COLUMBIA, S.C. — On Feb. 16, South Carolina Gov. Nikki Haley signed H 3874 into law, which provides an income tax credit to any individual or business that “constructs, purchases, or leases certain solar energy property and places it in service in this state … and allows an income tax credit for certain costs incurred by the taxpayer in the purchase and installation of geothermal machinery and equipment.”
H 3874 is retroactively effective starting Jan. 1, 2016, and defines geothermal machinery and equipment as any machinery and equipment for use at a taxpayer’s residence that:
• Is a heat pump that uses the ground or groundwater as a thermal energy source to heat a structure or as a thermal energy sink to cool a structure;
• Uses the internal heat of the earth as a substitute for traditional energy for water heating or active space heating or cooling; and
• On the date of installation, meets or exceeds applicable federal Energy Star requirements.
The law allows a tax credit against the income tax liability of a taxpayer equal to 25 percent of the costs incurred by the taxpayer in the purchase and installation of geothermal machinery in or on a facility in South Carolina and owned by the taxpayer. The tax credit cannot be claimed before an installation is completed. The amount of the credit in any year may not exceed $3,500 for each facility or 50 percent of the taxpayer’s tax liability for that taxable year, whichever is less. If the credit amount exceeds $3,500, the taxpayer may carry forward the excess for up to 10 years.
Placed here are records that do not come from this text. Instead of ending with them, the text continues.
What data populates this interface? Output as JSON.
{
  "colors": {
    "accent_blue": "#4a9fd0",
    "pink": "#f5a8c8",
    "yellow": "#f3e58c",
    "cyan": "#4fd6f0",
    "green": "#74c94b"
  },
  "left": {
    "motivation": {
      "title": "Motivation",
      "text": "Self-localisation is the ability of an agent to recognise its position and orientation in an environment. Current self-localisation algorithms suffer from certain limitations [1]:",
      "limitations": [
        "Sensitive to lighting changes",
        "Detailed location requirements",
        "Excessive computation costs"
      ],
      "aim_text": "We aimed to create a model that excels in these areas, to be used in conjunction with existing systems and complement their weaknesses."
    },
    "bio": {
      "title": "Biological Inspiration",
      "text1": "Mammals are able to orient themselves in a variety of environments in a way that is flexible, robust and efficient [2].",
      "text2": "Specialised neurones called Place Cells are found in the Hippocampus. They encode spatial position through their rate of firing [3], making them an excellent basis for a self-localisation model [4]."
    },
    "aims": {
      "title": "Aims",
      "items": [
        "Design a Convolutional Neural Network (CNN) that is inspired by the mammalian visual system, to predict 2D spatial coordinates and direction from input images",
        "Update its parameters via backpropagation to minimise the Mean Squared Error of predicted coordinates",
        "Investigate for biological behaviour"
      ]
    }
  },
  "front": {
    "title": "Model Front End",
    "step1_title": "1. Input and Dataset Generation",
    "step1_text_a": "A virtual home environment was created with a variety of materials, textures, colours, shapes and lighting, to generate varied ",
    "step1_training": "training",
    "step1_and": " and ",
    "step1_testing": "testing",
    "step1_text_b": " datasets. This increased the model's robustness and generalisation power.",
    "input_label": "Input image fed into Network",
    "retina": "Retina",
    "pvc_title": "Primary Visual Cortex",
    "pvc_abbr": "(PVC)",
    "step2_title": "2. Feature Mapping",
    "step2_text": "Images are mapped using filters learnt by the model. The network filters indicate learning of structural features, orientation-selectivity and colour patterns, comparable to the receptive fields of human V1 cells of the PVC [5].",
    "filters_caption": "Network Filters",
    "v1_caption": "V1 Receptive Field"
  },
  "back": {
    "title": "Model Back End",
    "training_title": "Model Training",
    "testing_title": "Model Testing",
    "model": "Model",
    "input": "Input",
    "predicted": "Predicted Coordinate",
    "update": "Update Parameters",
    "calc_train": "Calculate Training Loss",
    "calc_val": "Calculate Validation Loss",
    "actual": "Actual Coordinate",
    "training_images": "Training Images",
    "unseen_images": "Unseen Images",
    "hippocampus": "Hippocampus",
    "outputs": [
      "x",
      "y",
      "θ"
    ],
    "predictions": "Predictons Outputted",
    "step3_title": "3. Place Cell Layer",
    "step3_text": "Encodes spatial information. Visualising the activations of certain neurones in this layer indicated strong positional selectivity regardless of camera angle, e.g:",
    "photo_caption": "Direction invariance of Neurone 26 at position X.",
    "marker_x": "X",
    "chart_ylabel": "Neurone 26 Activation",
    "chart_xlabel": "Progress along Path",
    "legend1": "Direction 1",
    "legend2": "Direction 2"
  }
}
Jay Egg, owner of Egg Geothermal, recently discussed the matter with Brett Ross, regional manager, WaterFurnace Intl. Inc. During this discussion, Ross said he could trace the roots of this newly passed geothermal legislation back to a weekend about a year ago when WaterFurnace associate Steve Weitzel met lobbyist Robert Adams at the South Carolina Association of Heating and AC Contractors (SCAHACC) convention. Several weeks later, Adams called Weitzel and mentioned a renewable energy (RE) bill had been introduced that included geothermal heat pumps (GHPs). Utilizing some previous contacts, Weitzel began to schedule meetings with lobbyists throughout the state and ultimately accepted a proposal from Patty Pierce of Capital Consulting Group of the Carolinas LLC to represent the interest of GHPs in this endeavor.
By the time the bill passed through sub-committees, it was stripped of everything but solar credits for super-fund sites. During the political summer break, WaterFurnace, through dealer contributions, funded a program to educate the legislators in each of their districts on the merits of geothermal heating and cooling. With Pierce as their lead lobbyist, they were able to reach out to each of the politicians and invite them to operational geothermal installations with real voters in each of the local districts.
“These politicians got to see and hear how the technology works, and, more importantly, what their constituents thought of the technology,” said Ross.
Ross encouraged other states to follow South Carolina’s lead and even offered up a so-called Geothermal Playbook.
“Organize stakeholders and get them behind the effort, hire a lobbyist with a good reputation for moving renewable energy technology through the legislative process and educate stakeholder representatives and schedule sight visits in each district,” he said. “Make certain the voters, homeowners, lobbyists, and GHP stakeholders are all showing support.”